January 6, 2021
Artists and event workers must be sufficiently supported, 300 days on – Aengus Ó Snodaigh TD

Sinn Féin spokesperson on Arts & Culture, Aengus Ó Snodaigh TD, has reiterated his call for hardship funding to be provided to struggling artists and event workers, who have now been out of work for over 300 days since the industry was closed on 13 March 2020.

The Dublin South Central TD has urged the government, in particular, to consider the proposals submitted by the Music & Entertainment Alliance of Ireland (MEAI) as a matter of urgency.

The Alliance, which represents almost 5,000 workers, submitted a proposal for a special COVID Music & Entertainment Grant to the Department for Tourism, Culture, Arts, Gaeltacht, Sport and Media at the start of December, but Minister Catherine Martin has yet to deliver on her promise to support those most in need.

Teachta Ó Snodaigh highlighted that while many sectors of the economy had been temporarily reopened before Christmas and now face into yet another lockdown period and will require additional supports, the music and events sectors have been in continuous lockdown since March with no support.

Teachta Ó Snodaigh said:

“The music and live events industry employs 35,000 workers and provides over €3.5 billion to our economy, yet they’ve been left out of vital funding supports including the COVID Recovery Support Scheme (CRSS) and Enterprise Support Grant.

“For months now, Sinn Féin has been calling for a Hardship Fund be set up for Arts, Creative Industry and Events Workers, to make sure those who work in the sector are properly supported.

“Instead of listening to the industry and Sinn Féin, the government made big announcements about ‘support’ schemes that took months to become available, depended on a reopening that never came, and pitted struggling artists against one another in competitions for funding, with those most in need losing out.

“The Music Industry Stimulus Package was particularly shambolic and lacked transparency, with big names awarded multiple grants, one without even having applied. 

“At the same time, many less successful artists who applied were rejected without explanation, and when I asked the Minister about this through parliamentary questions, we received no clarity whatsoever.

“Musicians and entertainers need a survival package, not survival of the fittest.
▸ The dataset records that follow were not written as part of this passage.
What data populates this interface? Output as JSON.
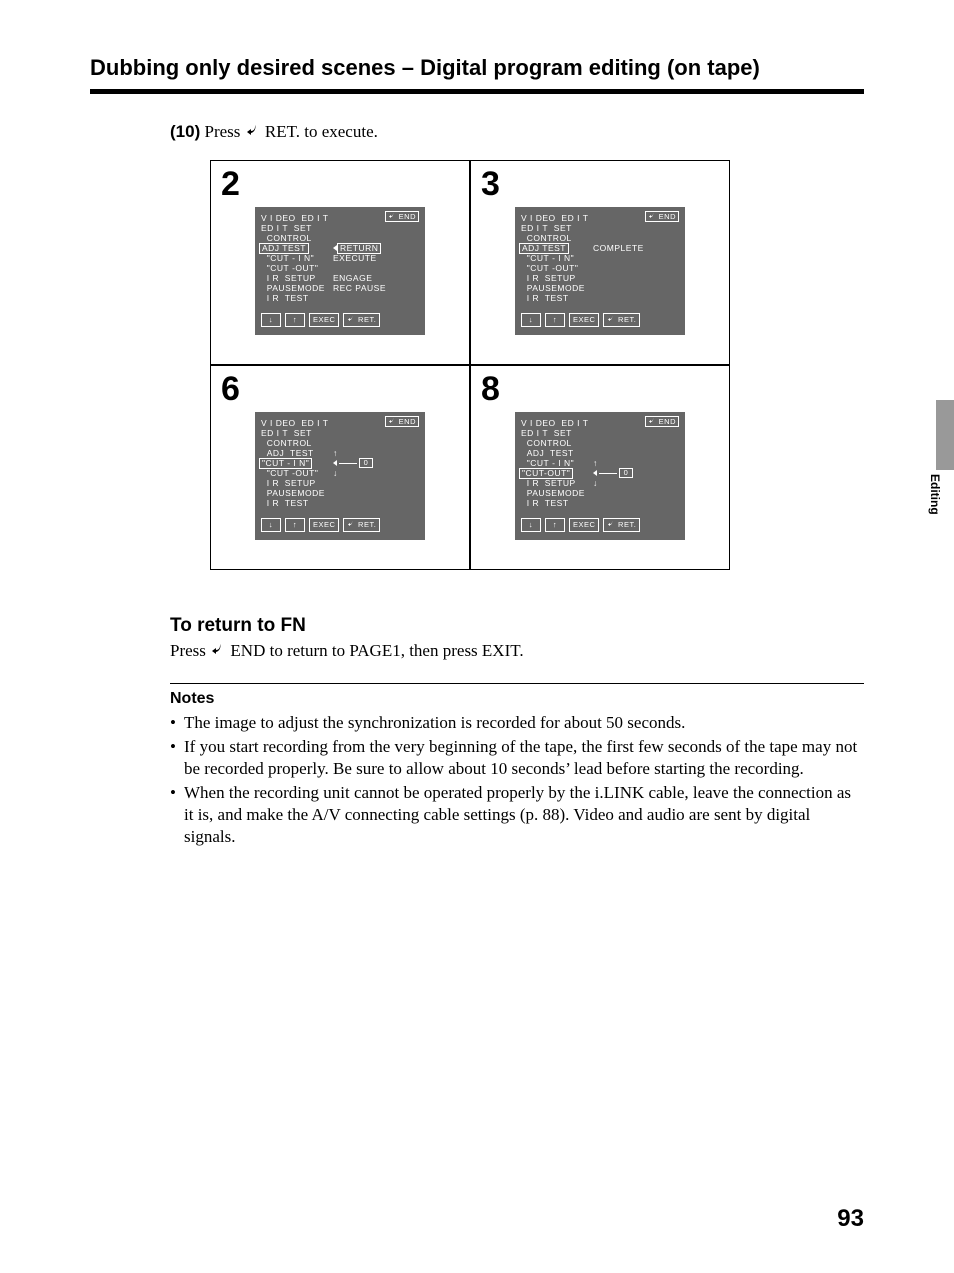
{
  "title": "Dubbing only desired scenes – Digital program editing (on tape)",
  "step10": {
    "num": "(10)",
    "pre": "Press ",
    "post": " RET. to execute."
  },
  "return_icon": "↩",
  "panels": [
    {
      "num": "2",
      "end": "END",
      "rows": [
        {
          "l": "V I DEO  ED I T",
          "r": ""
        },
        {
          "l": "ED I T  SET",
          "r": ""
        },
        {
          "l": "  CONTROL",
          "r": ""
        },
        {
          "l": "ADJ  TEST",
          "boxL": true,
          "r": "RETURN",
          "tri": true,
          "boxR": true
        },
        {
          "l": "  \"CUT - I N\"",
          "r": "EXECUTE"
        },
        {
          "l": "  \"CUT -OUT\"",
          "r": ""
        },
        {
          "l": "  I R  SETUP",
          "r": "ENGAGE"
        },
        {
          "l": "  PAUSEMODE",
          "r": "REC  PAUSE"
        },
        {
          "l": "  I R  TEST",
          "r": ""
        }
      ],
      "footer": [
        "↓",
        "↑",
        "EXEC",
        "RET."
      ]
    },
    {
      "num": "3",
      "end": "END",
      "rows": [
        {
          "l": "V I DEO  ED I T",
          "r": ""
        },
        {
          "l": "ED I T  SET",
          "r": ""
        },
        {
          "l": "  CONTROL",
          "r": ""
        },
        {
          "l": "ADJ  TEST",
          "boxL": true,
          "r": "COMPLETE"
        },
        {
          "l": "  \"CUT - I N\"",
          "r": ""
        },
        {
          "l": "  \"CUT -OUT\"",
          "r": ""
        },
        {
          "l": "  I R  SETUP",
          "r": ""
        },
        {
          "l": "  PAUSEMODE",
          "r": ""
        },
        {
          "l": "  I R  TEST",
          "r": ""
        }
      ],
      "footer": [
        "↓",
        "↑",
        "EXEC",
        "RET."
      ]
    },
    {
      "num": "6",
      "end": "END",
      "rows": [
        {
          "l": "V I DEO  ED I T",
          "r": ""
        },
        {
          "l": "ED I T  SET",
          "r": ""
        },
        {
          "l": "  CONTROL",
          "r": ""
        },
        {
          "l": "  ADJ  TEST",
          "r": "↑",
          "arrowUp": true
        },
        {
          "l": "\"CUT - I N\"",
          "boxL": true,
          "slider": "0"
        },
        {
          "l": "  \"CUT -OUT\"",
          "r": "↓",
          "arrowDown": true
        },
        {
          "l": "  I R  SETUP",
          "r": ""
        },
        {
          "l": "  PAUSEMODE",
          "r": ""
        },
        {
          "l": "  I R  TEST",
          "r": ""
        }
      ],
      "footer": [
        "↓",
        "↑",
        "EXEC",
        "RET."
      ]
    },
    {
      "num": "8",
      "end": "END",
      "rows": [
        {
          "l": "V I DEO  ED I T",
          "r": ""
        },
        {
          "l": "ED I T  SET",
          "r": ""
        },
        {
          "l": "  CONTROL",
          "r": ""
        },
        {
          "l": "  ADJ  TEST",
          "r": ""
        },
        {
          "l": "  \"CUT - I N\"",
          "r": "↑",
          "arrowUp": true
        },
        {
          "l": "\"CUT-OUT\"",
          "boxL": true,
          "slider": "0"
        },
        {
          "l": "  I R  SETUP",
          "r": "↓",
          "arrowDown": true
        },
        {
          "l": "  PAUSEMODE",
          "r": ""
        },
        {
          "l": "  I R  TEST",
          "r": ""
        }
      ],
      "footer": [
        "↓",
        "↑",
        "EXEC",
        "RET."
      ]
    }
  ],
  "return_fn": {
    "heading": "To return to FN",
    "pre": "Press ",
    "post": " END to return to PAGE1, then press EXIT."
  },
  "notes_heading": "Notes",
  "notes": [
    "The image to adjust the synchronization is recorded for about 50 seconds.",
    "If you start recording from the very beginning of the tape, the first few seconds of the tape may not be recorded properly. Be sure to allow about 10 seconds’ lead before starting the recording.",
    "When the recording unit cannot be operated properly by the i.LINK cable, leave the connection as it is, and make the A/V connecting cable settings (p. 88). Video and audio are sent by digital signals."
  ],
  "side_label": "Editing",
  "page_number": "93"
}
We owe so much as a nation to our cultural workers, from the impact they have on our tourism sector to the joy they bring us in the pubs, at our weddings, and at the festivals.

“We all want to get back to enjoying music and entertainment again, but there won’t be any to return to if workers are forced to sell their instruments and leave the industry behind because they can’t get by. The government needs to act now to make sure that doesn’t happen.”